CAMP ZAMA, Japan – Dr. (Col.) Jeremy Johnson assumed command of U.S. Army Medical Department Activity-Japan and the Brig. Gen. Crawford F. Sams U.S. Army Health Clinic here in a July 7 ceremony.
Johnson assumed the reins of command from Col. Tanya Peacock, who had led the unit since July 2020.
MEDDAC-J and the BG Sams clinic consists of approximately 180 Soldiers, civilians, and local national staff, and is the sole Army primary care clinic in Japan.
During his remarks, Johnson, a recent graduate of the U.S. Army War College, reflected on a quote by Simon Sinek, a motivational speaker and author of the book, ‘Leaders Eat Last.’
Attributing Sinek, Johnson said, “Leadership is not about being in charge. Leadership is about taking care of those in your charge.”
That was his goal, Johnson said, along with continuing the high standards of MEDDAC-J.
“We will also strive to provide world-class medical care to our patients,” he added.
Johnson, a West Point graduate and family medicine physician, is no stranger to Japan or the Indo-Pacific, having spent a total of 12 years during his career assigned in the area.

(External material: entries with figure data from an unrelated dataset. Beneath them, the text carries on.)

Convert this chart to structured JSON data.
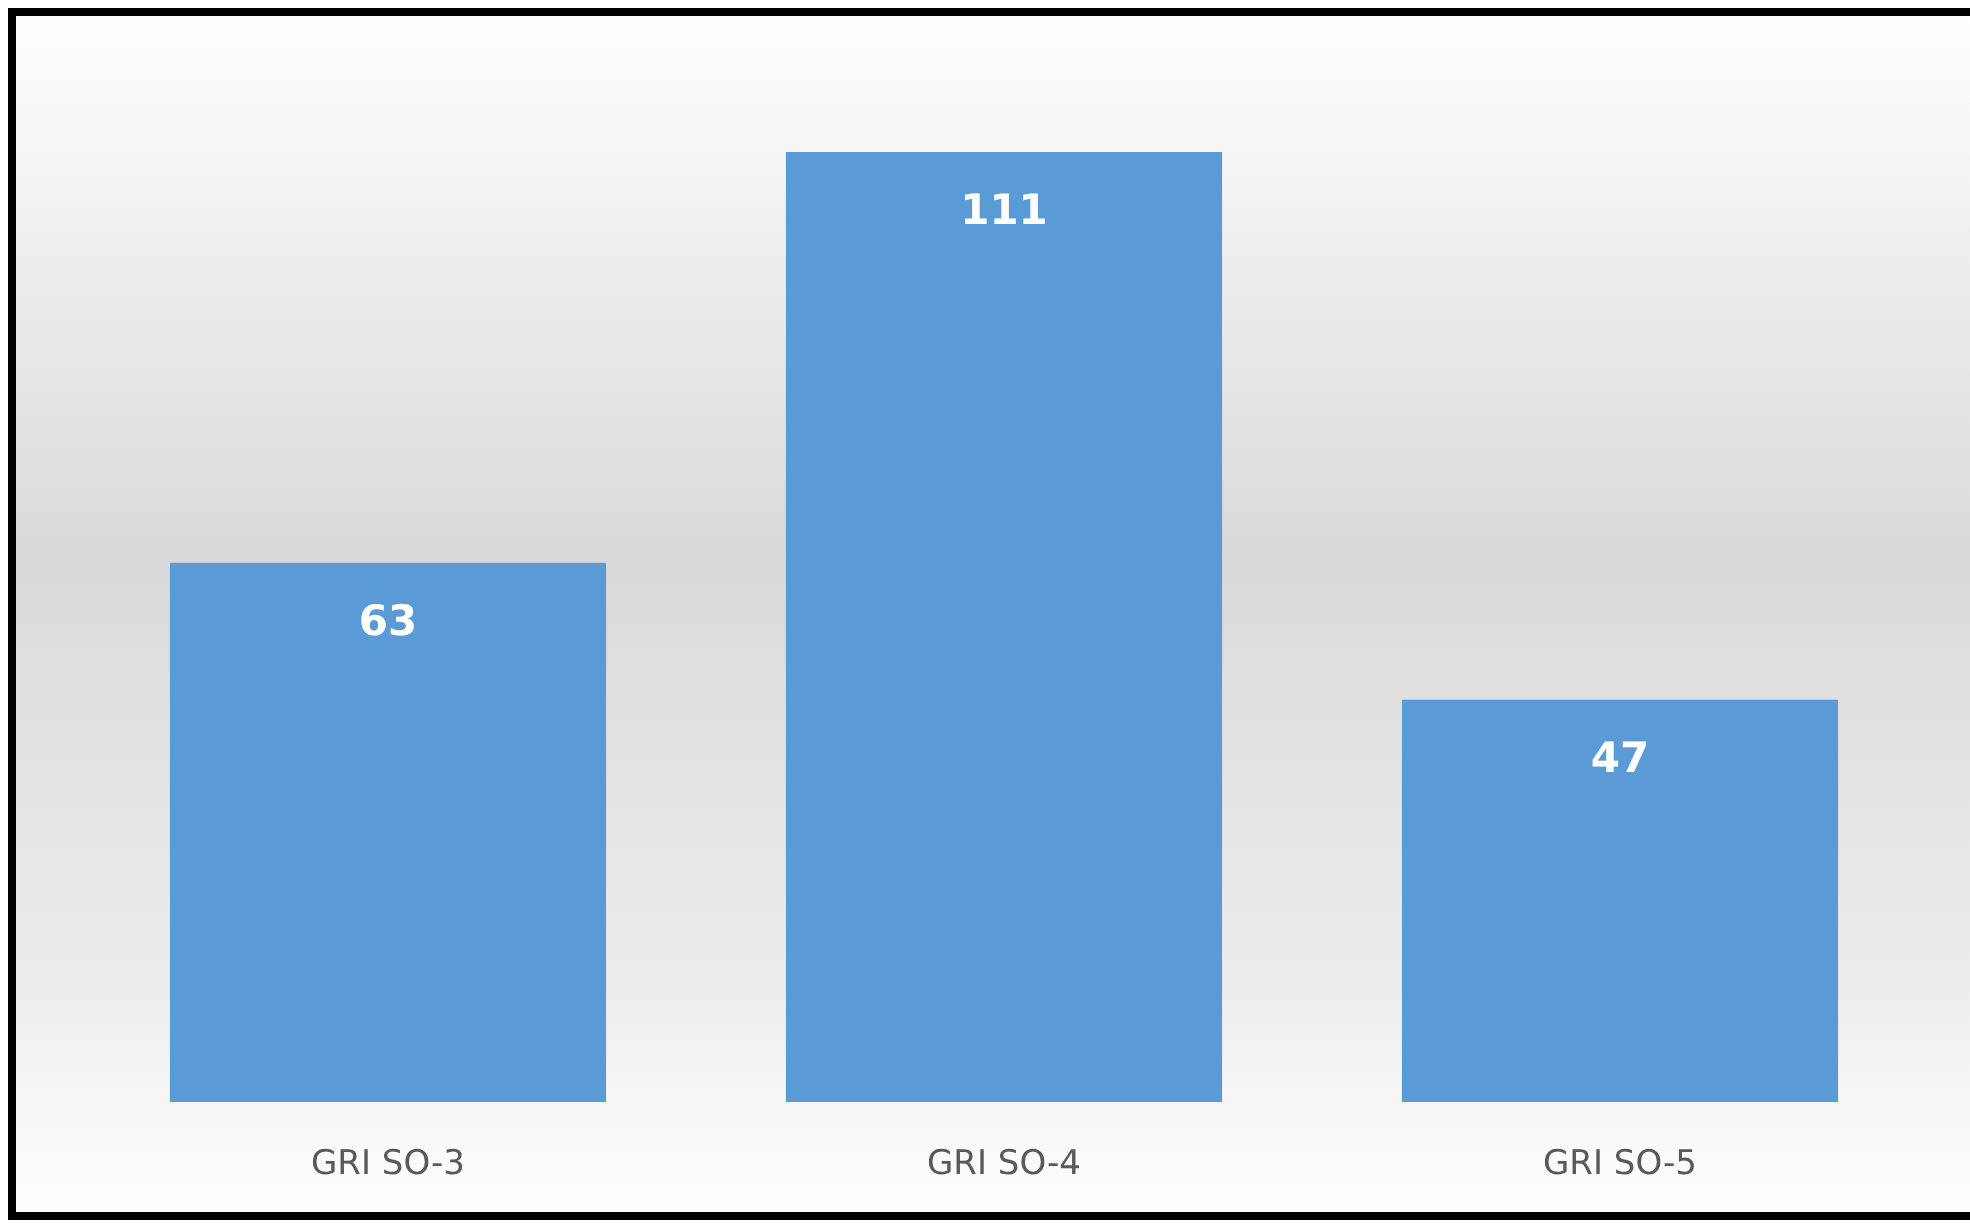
{
  "chart_data": {
    "type": "bar",
    "categories": [
      "GRI SO-3",
      "GRI SO-4",
      "GRI SO-5"
    ],
    "values": [
      63,
      111,
      47
    ],
    "color": "#5b9bd5",
    "data_labels": true
  }
}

Peacock, the outgoing commander, said MEDDAC-J had accomplished much over the last two years, and had done it well.
“This team led the way during the pandemic effort, which resulted in zero loss of life to COVD-19 in Japan,” she said. “I’m so, so proud of you.”
Peacock, who is retiring from the Army along with her husband, Col. Mike Peacock of U.S. Army-Japan, said her time in command had been a career goal.

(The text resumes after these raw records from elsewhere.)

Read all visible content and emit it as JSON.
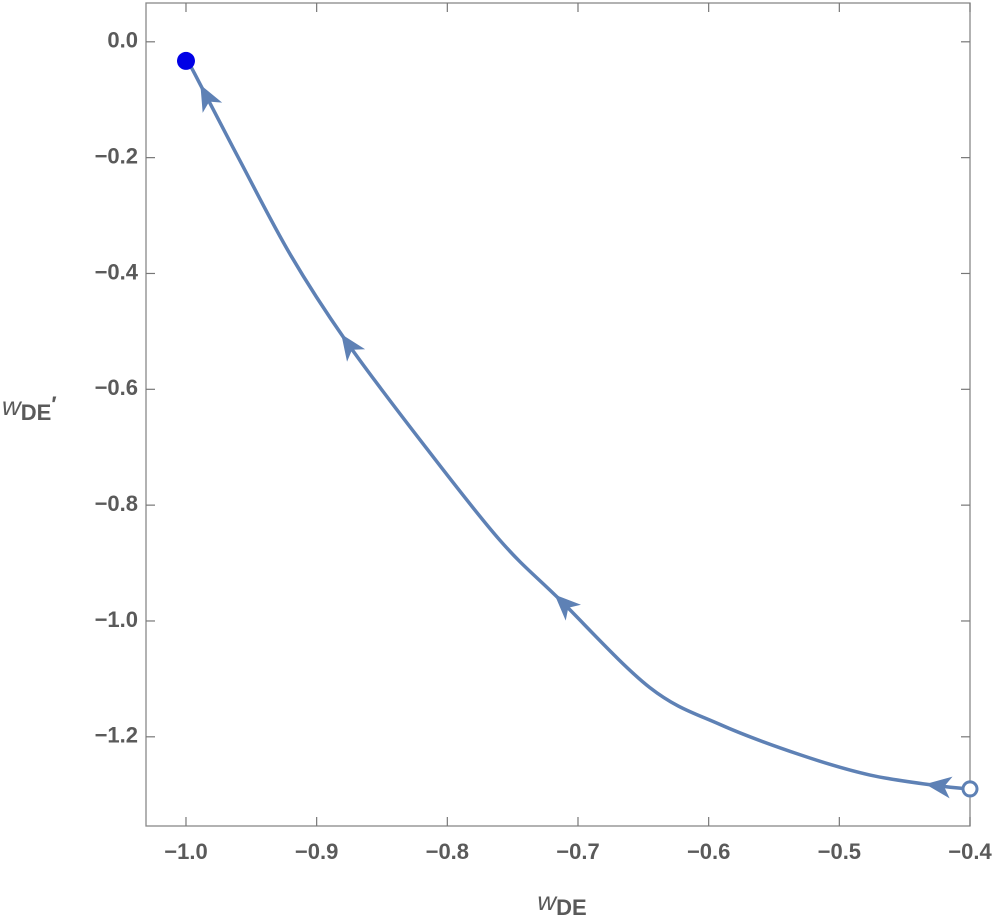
{
  "chart_data": {
    "type": "line",
    "x_label": {
      "base": "w",
      "sub": "DE"
    },
    "y_label": {
      "base": "w",
      "sub": "DE",
      "suffix": "′"
    },
    "series": [
      {
        "color": "#5e81b5",
        "x": [
          -0.4,
          -0.423,
          -0.4765,
          -0.53,
          -0.591,
          -0.645,
          -0.714,
          -0.76,
          -0.821,
          -0.878,
          -0.92,
          -0.959,
          -0.989,
          -0.997,
          -1.0
        ],
        "values": [
          -1.29,
          -1.285,
          -1.266,
          -1.231,
          -1.179,
          -1.115,
          -0.963,
          -0.86,
          -0.687,
          -0.515,
          -0.368,
          -0.204,
          -0.074,
          -0.04,
          -0.033
        ]
      }
    ],
    "start_point": {
      "x": -0.4,
      "y": -1.29,
      "color": "#5e81b5"
    },
    "end_point": {
      "x": -1.0,
      "y": -0.033,
      "color": "#0000e6"
    },
    "xlim": [
      -1.0306,
      -0.4
    ],
    "ylim": [
      -1.354,
      0.067
    ],
    "xticks": [
      {
        "value": -1,
        "label": "−1.0"
      },
      {
        "value": -0.9,
        "label": "−0.9"
      },
      {
        "value": -0.8,
        "label": "−0.8"
      },
      {
        "value": -0.7,
        "label": "−0.7"
      },
      {
        "value": -0.6,
        "label": "−0.6"
      },
      {
        "value": -0.5,
        "label": "−0.5"
      },
      {
        "value": -0.4,
        "label": "−0.4"
      }
    ],
    "yticks": [
      {
        "value": 0,
        "label": "0.0"
      },
      {
        "value": -0.2,
        "label": "−0.2"
      },
      {
        "value": -0.4,
        "label": "−0.4"
      },
      {
        "value": -0.6,
        "label": "−0.6"
      },
      {
        "value": -0.8,
        "label": "−0.8"
      },
      {
        "value": -1,
        "label": "−1.0"
      },
      {
        "value": -1.2,
        "label": "−1.2"
      }
    ]
  }
}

“This was my dream job in the Army,” she said, “and it has been. It’s been an amazing two years.”
Brig. Gen. Edward H. Bailey, commanding general of Regional Health Command-Pacific, under which MEDDAC-J falls, praised Peacock’s leadership and ability in his remarks.
“Tanya led through adversity,” Bailey said. “Her team trusted that she would lead them through crisis, and she has.”
Regional Health Command-Pacific, headquartered in Honolulu, is the most geographically dispersed command in Army Medicine, stretching more than 5,000 miles and five time zones across the Pacific.
The command oversees Army medical units in the Pacific Northwest, Alaska, Hawaii, Guam, Japan, and South Korea.